Living with the virus

August 17, 2020
by Filinvest Development Corporation

Like the different stages of grief, many of us have come to accept the grim reality that we woke up to – the existence of the coronavirus disease 2019 or COVID-19.

Our leaders say we should learn to live with the virus while a vaccine has not yet been developed, or at least the kind that has gone through clinical trials and critical large-scale testing.

I wonder who among us would brave Russia’s vaccine which, according to news reports, was approved without thorough testing.

Vladimir Putin has already claimed victory in the global vaccine race and proudly said his daughter has already taken a dose of Sputnik V, named after the 1957 Soviet Union orbital satellite, the world’s first satellite.

All eyes are on Moscow to see how well Sputnik V will work. Let’s see in the coming months. In the meantime and until a vaccine that has gone through all the stages of clinical trials available, many of us are embracing our reality now.


Many businesses are adapting. When I visited the office of engineering and construction giant Megawide recently, I had to go through stringent health and sanitation procedures. Nobody is taking chances.

Davao-based businessman Antonio “Tony Boy” Floirendo, the banana magnate, hopes to provide a solution to companies’ sanitation needs by bringing in a full-body disinfection channel used at  Hong Kong’s airport.

The so-called CleanTech facility is a huge box-like chamber where people go through to get sanitized.

It starts with a temperature check, followed by photocatalysis and “nano needles” that kill viruses or bacteria. A mist of sanitising spray is then released to complete the disinfection.

According to statement from the Hong Kong International Airport (HKIA): “Persons using the facility will have a temperature check before entering an enclosed channel for the 40-second disinfection and sanitizing procedures.

“The interior surface of the channel is equipped with antimicrobial coating which can remotely kill virus and bacteria on human bodies and clothing by using the technologies of photocatalyst and nano needles. Sanitizing spray is also applied for instant disinfection. The channel is kept under negative pressure to prevent cross-contamination between the outside and inside environment,” the HKIA statement said.

Floirendo’s group says industries and organizations that can benefit from this chamber include offices, hotels, casinos, commercial and government premises, transport hubs and airports.

The group plans to bring this technology to the country from a Hong Kong company. Floirendo, a known supporter of President Duterte, is also putting one such facility in Malacañang.


Indeed, many in the private sector are doing what they can to live with the virus.

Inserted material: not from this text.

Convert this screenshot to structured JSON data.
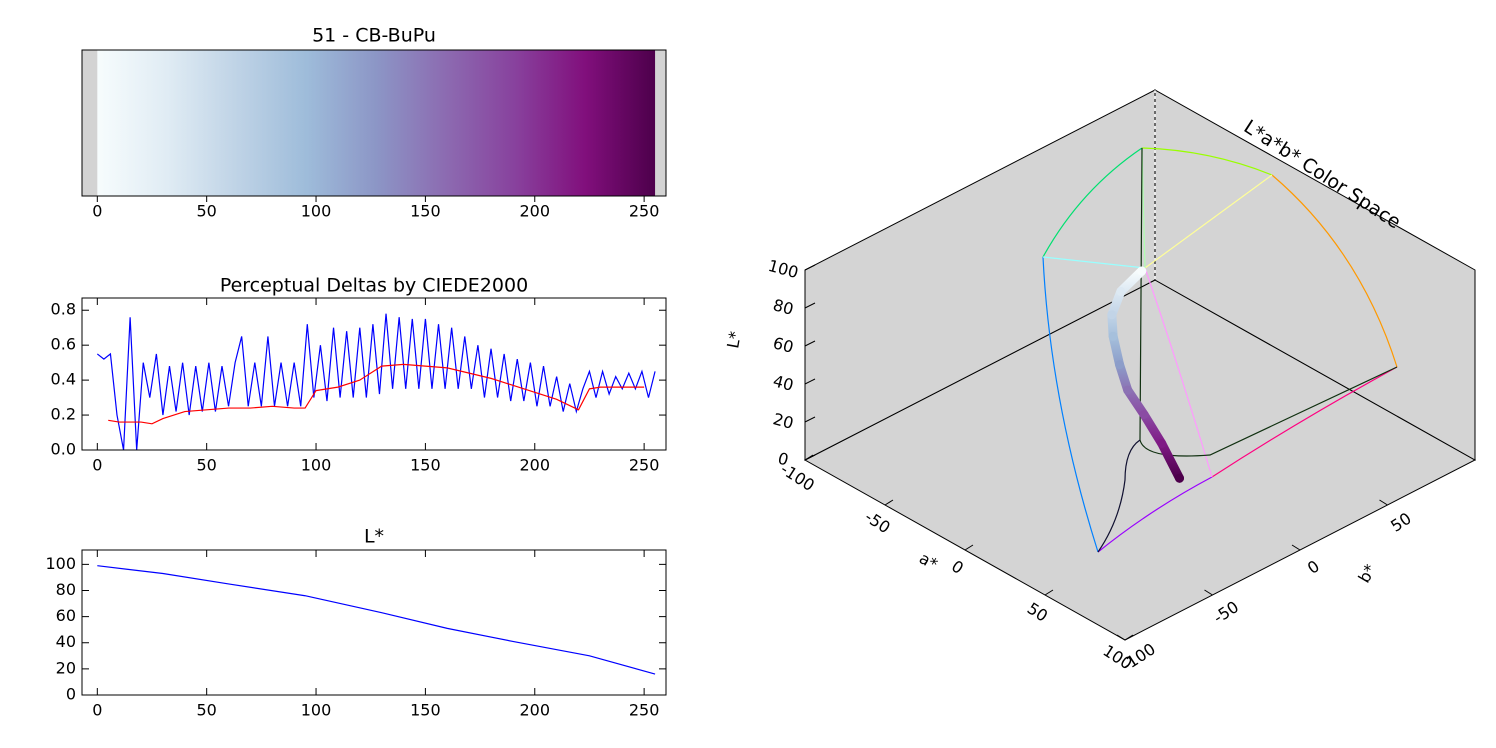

In a recent webinar with government officials and health experts, dubbed “Can the Philippines Dance with COVID-19?” Filinvest Development Corp. president and CEO Josephine Gotianun-Yap shared the importance of the role of the private sector to balance three things – the safety and livelihood of their corporate families; the physical and financial security of their customers and business partners; and the public health of the communities where they operate.

“For Filinvest, our program revolves around three things – the mitigation of infection risk by managing density, testing combined with contact tracing, and the strict hygiene and social distancing protocols in the workplace,” Gotianun-Yap said during the webinar.

Filinvest divided its workforce into two shifts, with each shift working three days a week with longer hours.

“This cut our density in half and provided a back-up workforce should there be a spread affecting one shift,” she said.

Filinvest also arranged for shuttle service for their employees to reduce the risk of infection from commuting.


Ayala Corp. has also adapted a structured work-from-home arrangement to keep majority of its 56,000 employees safe, said its chairman Jaime Augusto Zobel de Ayala in a recent online session with the Makati Business Club.

This is possible through a remote work setup with online tools and learning platforms provided by the conglomerate, Zobel said.


The private sector is doing what it can as it embraces the new environment brought about by COVID-19.

Hopefully, we will not have to live with the virus forever.

And when the vaccine comes, I hope the administration will provide this for free especially to the most vulnerable sectors.

I also hope it’s the kind of vaccine that has gone through all the necessary procedures and clinical trials.

The Philippine International Trading Corp. (PITC), the government’s trading arm, has been tasked to bring in P20 billion worth of vaccines to the country, its president and CEO Dave Almarinez shared with me.

“We stand ready to deliver the much needed vaccines in this great hour of need of our country today,” Almarinez said.

It’s a big responsibility for PITC and I hope all the bottlenecks and the red tape are eliminated.

I also hope the government will use the budget for this properly. It is a critical need and there is absolutely no room for corruption and inefficiency.